We all read you loud and clear when you use terms like "hip hop influence" and "thug". You might as well be standing on a soapbox with a bullhorn crying over the fact that n------s have taken over your game and it's not a safe space for white people anymore.

You can change the words, but you can't hide the hate.

Ray Ingraham 

* * * 

Mr. Ingraham,

When white people leave their “safe spaces” their money will follow them. Who will support college athletics and scholarship funds then? Oh, my bad, I’m sure the hip hop culture will step up. A smart dog won’t bite the hand that feeds it.                                                                                                  

Larry Frye

* * *

Mr. Frye, 

Whenever you're examining something, it's much smarter to look at the data instead of going off of anecdotes and emotion.  The data simply doesn't support your assertion that money is leaving college football.  While it is true that attendance overall is down, revenue is up.  The Big 12 made $40 million more than the previous year, and the SEC made $110 million more.  This shift simply reflects that people are choosing to watch games on their HDTV with access to wi-fi and computers instead of going to the stadium.  

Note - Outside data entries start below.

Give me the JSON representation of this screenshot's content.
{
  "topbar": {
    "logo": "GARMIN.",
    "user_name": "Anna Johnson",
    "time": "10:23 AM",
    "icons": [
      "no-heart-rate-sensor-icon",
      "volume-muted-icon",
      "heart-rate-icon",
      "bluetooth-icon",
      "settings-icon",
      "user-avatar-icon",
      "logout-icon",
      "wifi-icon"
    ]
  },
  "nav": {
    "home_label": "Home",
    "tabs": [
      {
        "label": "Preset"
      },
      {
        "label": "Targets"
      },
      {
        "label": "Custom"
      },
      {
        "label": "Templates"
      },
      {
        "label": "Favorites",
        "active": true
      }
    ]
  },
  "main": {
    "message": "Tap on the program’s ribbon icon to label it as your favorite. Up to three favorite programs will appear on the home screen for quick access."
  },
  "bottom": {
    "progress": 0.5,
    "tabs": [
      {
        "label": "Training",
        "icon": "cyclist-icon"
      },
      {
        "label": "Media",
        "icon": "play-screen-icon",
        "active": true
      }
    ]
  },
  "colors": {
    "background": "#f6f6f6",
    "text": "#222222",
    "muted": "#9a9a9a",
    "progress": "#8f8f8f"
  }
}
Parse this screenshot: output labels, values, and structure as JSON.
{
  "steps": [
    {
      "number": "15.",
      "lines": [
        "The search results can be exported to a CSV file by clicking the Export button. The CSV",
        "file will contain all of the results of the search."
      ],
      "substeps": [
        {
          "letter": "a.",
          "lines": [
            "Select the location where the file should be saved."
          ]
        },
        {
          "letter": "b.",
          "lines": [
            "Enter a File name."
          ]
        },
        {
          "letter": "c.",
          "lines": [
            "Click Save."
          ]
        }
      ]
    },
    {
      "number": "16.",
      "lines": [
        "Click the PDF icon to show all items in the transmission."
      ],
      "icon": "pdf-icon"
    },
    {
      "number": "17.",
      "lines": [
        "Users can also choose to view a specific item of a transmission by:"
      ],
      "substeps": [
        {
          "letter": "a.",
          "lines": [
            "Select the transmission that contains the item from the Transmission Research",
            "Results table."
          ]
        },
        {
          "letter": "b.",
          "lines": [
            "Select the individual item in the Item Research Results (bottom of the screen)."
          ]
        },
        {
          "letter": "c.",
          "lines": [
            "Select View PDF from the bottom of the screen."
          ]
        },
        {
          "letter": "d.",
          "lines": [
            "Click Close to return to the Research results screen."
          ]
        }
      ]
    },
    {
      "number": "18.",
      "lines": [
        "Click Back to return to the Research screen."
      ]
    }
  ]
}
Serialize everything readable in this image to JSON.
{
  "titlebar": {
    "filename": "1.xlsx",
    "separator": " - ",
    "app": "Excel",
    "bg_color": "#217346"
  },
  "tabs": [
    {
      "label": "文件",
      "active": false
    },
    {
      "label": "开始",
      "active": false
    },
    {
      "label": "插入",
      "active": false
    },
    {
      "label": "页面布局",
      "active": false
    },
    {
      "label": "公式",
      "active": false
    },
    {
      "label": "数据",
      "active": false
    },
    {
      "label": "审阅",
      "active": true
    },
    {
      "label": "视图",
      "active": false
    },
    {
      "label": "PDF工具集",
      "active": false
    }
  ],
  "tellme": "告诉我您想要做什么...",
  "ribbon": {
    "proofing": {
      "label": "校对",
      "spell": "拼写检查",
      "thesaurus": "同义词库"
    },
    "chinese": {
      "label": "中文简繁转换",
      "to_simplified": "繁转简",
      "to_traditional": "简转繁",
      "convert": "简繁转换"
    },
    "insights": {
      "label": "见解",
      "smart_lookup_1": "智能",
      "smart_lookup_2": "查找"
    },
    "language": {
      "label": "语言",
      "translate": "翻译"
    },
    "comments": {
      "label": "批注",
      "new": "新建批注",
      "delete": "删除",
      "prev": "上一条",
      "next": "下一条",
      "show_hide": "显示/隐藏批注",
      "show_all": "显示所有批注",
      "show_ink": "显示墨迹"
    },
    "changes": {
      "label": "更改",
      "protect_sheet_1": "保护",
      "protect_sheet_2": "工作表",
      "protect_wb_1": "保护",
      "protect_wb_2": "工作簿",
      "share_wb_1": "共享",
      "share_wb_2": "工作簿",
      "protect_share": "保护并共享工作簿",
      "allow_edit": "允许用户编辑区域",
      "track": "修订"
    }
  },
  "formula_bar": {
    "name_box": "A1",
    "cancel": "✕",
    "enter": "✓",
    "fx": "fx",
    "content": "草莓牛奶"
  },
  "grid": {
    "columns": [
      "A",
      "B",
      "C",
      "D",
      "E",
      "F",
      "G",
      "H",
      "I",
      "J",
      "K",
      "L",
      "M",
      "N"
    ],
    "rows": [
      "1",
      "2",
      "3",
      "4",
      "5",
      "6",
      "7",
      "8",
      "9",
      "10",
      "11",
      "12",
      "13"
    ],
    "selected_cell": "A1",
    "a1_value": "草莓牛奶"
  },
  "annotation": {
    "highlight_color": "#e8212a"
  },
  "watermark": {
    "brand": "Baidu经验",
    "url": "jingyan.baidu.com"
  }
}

Hip Hop was invented in the 80s so the phenomenon is not new.  The music has been used in sporting events for decades.  Mr. Ingraham is right that Mr. Burch's letter is a not-very-thinly-veiled racist diatribe against "thugs" which is a commonly used term to refer to blacks.   

If Mr. Burch, Mr. Frye, and even Mr. Exum  want to stop watching football that's fine. They're welcome to take their views and direct them elsewhere.  Fortunately their views are not in the majority and the data proves that out.  

R.J. Mitchell 

* * * 

Mr. Ingraham, 

If you would put aside your liberal tendencies to segregate everyone into white, black, male, female, straight, gay, etc (so that they can be pitted against each other)... and look at all people as human beings, you would realize that blacks have been dominating professional football for a long time. It was not until somewhat recently that the hip-hop culture has entered into the game to the extent it has. Hip-hop is not exclusive to any race, and by your words, I would guess you think it's a 'black' thing that 'whites' don't like.

The players haven't changed Mr. Ingraham, the atmosphere and music has. They have changed to something some of the fans don't like. Now the NFL and NCAA will have to determine if their changes have been good for them, or bad.

Please don't keep looking at people as black or white, gay or straight, and no one will need these imaginary safe spaces. All safe spaces are good for is artificially insulating our kids from the opportunity to develop socially, and learning how to go out into life and interact with the various types of individuals they will no doubt encounter in their journey.  

Stan Conner

* * *

Mr Ingraham, I have spent my entire life performing many different kinds of music, from a very young age on the stage of the Brainerd Theater on Saturdaymornings, a a child on community stages wherever my dad was directing musical performances to Chattanooga High School Band and the University of Tennessee at Chattanooga Marching Band under Barry Jones. I have played professionally off and on since my first gig in 1964. I have played for famous performers who have come to Chattanooga performing at the Memorial Auditorium or the Tivoli. Red Skelton, Liberace and Stevie Wonder were a few of the famous celebs I have had the privilege to back in the orchestra of locals and road musicians. I have played on the road myself with  a pickup band, jazz combos, German Oompah bands and Dixieland jazz groups as well as being a high school and middle band director for 16 years of my career.

I don't like hip hop music at football games. Call me out of touch or old school but don't call me racist because I don't like it. Why does everything with some people have to boil down to race? If someone doesn't like my music they don't have to hire me and I accept they don't like jazz. I wouldn't like jazz at football games blaring over the monster speakers either. But I don't consider someone as bigoted because they wouldn't like my kind of music.

Marching bands work hundreds of hours to prepare live shows for the entertainment of audiences at halftime and to pep up the crowd during the game. Just because someone doesn't want to hear "gangstas" repeating the same thumping over and over doesn't have anything to do with anything except musical taste for me and I suspect a lot of others.

I wouldn't like to hear Al Capone's thug music or John Dillinger gangster music either.